As for suppressive therapy, I've read that type-1 on the genitals since its not on the site of preference rarely sheds and being that when we do have a baby (hopefully next year) it will have been 5 years since my last and only outbreak (and 9 from the inital) that I don't want to take suppressive therapy during my pregnancy. I'm just nervous about taking medicine while pregnant. I certainly will have the doctor informed about me because even though the risks are low its still not a risk I'm willing to take.
I thank you again for all your information! If you know of any other sites I may find helpful for type-1 and pregnancy I would greatly appreciate it. I'm glad your boys are healthy and I hope and pray I can have the same outcome!
Encephalitis is just a complication of neonatal herpes. Babies can have it in their skin and/or eyes and/or mouth (SEM disease), in their central nervous system (CNS disease) or in multiple organ systems (disseminated disease). My oldest had disseminated neonatal hsv-1 that infected his central nervous system, including his brain. He didn't have any encephalopothy though, meaning his brain is still intact and didn't have any parts that died. My younger son had only SEM disease. In the little bit of info out there on twins, their doctors said that it is common for Twin A (the twin that is closest to the "door") to be sicker b/c they spend more time engaged. Also, he had breaks in his scalp from the monitors. He was monitored internally b/c he was so low that they couldn't keep him on external monitors, and with twins it is dangerous not to have continuous monitoring. My younger twin didn't have any problems staying on the monitors, so he never had internal monitoring.

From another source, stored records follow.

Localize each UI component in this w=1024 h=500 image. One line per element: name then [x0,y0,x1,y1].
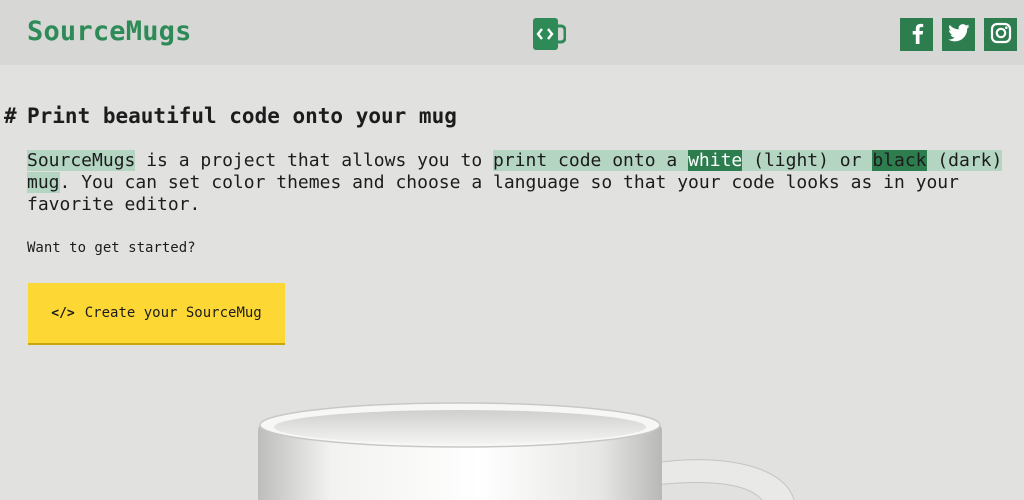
page-title: Print beautiful code onto your mug [27,104,457,128]
brand-link[interactable]: SourceMugs [27,16,192,47]
intro-brand: SourceMugs [27,150,136,171]
create-sourcemug-label: Create your SourceMug [84,305,262,321]
mug-image [250,395,810,500]
intro-text-3: (dark) [926,150,1003,171]
instagram-icon [990,22,1012,48]
instagram-link[interactable] [984,18,1017,51]
intro-mug: mug [27,172,60,193]
twitter-link[interactable] [942,18,975,51]
heading-hash: # [4,104,17,128]
create-sourcemug-button[interactable]: </> Create your SourceMug [28,283,285,345]
code-mug-logo-icon[interactable] [532,17,567,51]
site-header: SourceMugs [0,0,1024,65]
twitter-icon [947,23,970,46]
intro-paragraph: SourceMugs is a project that allows you … [27,150,1012,216]
intro-text-2: (light) or [742,150,873,171]
intro-text-4: . You can set color themes and choose a … [27,172,959,215]
white-mug-highlight: white [688,150,743,171]
intro-text-1: is a project that allows you to [135,150,493,171]
social-links [900,18,1017,51]
get-started-question: Want to get started? [27,240,196,256]
code-icon: </> [51,305,75,321]
intro-print-phrase: print code onto a [493,150,689,171]
facebook-icon [908,22,926,48]
facebook-link[interactable] [900,18,933,51]
black-mug-highlight: black [872,150,927,171]
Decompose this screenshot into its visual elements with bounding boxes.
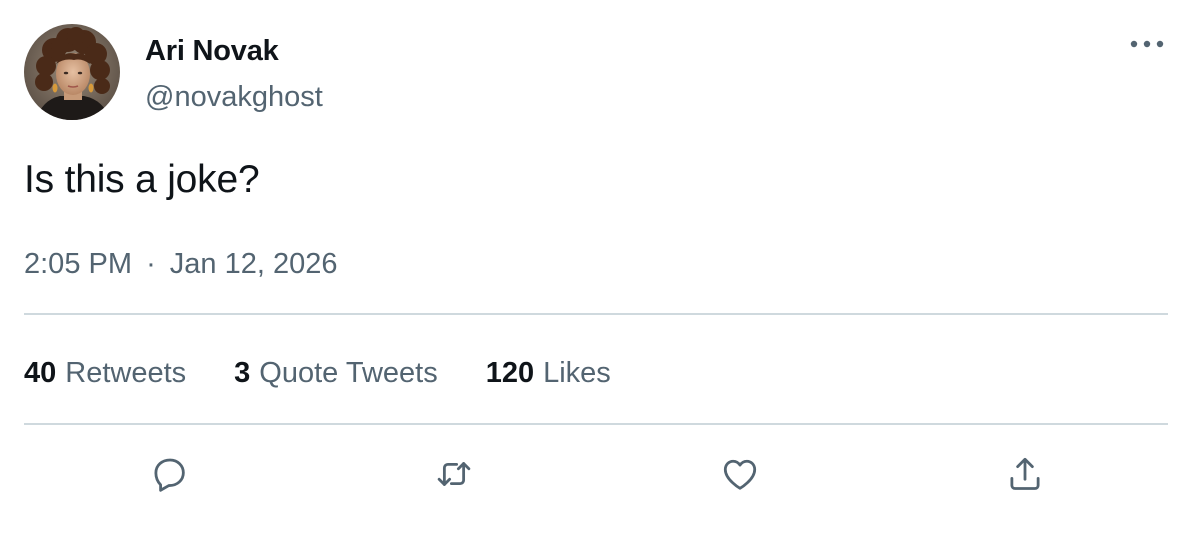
timestamp: 2:05 PM · Jan 12, 2026 [24, 248, 338, 281]
more-horizontal-icon [1130, 40, 1164, 48]
retweet-button[interactable] [430, 450, 478, 498]
tweet-text: Is this a joke? [24, 158, 260, 201]
tweet-date-link[interactable]: Jan 12, 2026 [170, 248, 338, 280]
divider [24, 423, 1168, 425]
reply-icon [154, 458, 185, 492]
heart-icon [723, 459, 757, 490]
quote-tweets-stat[interactable]: 3 Quote Tweets [234, 357, 438, 390]
timestamp-separator: · [146, 248, 156, 280]
share-button[interactable] [1001, 450, 1049, 498]
tweet-card: Ari Novak @novakghost Is this a joke? 2:… [0, 0, 1192, 546]
retweets-stat[interactable]: 40 Retweets [24, 357, 186, 390]
user-handle[interactable]: @novakghost [145, 81, 323, 114]
quote-tweets-count: 3 [234, 356, 251, 389]
display-name[interactable]: Ari Novak [145, 35, 279, 68]
avatar[interactable] [24, 24, 120, 120]
reply-button[interactable] [145, 450, 193, 498]
likes-count: 120 [485, 356, 535, 389]
likes-label: Likes [543, 356, 611, 389]
divider [24, 313, 1168, 315]
share-icon [1010, 457, 1040, 490]
quote-tweets-label: Quote Tweets [259, 356, 438, 389]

Anyhow, like I said, the encephalitis was a complication of his herpes. It is usually very devestating to infants, so we are incredibly blessed that he recovered so well! Actually...since my other posts, we found out that he is caught up developmentally and is no longer delayed!!! That news means that we will just have to wait until he starts speaking and going to school etc before we have to worry again!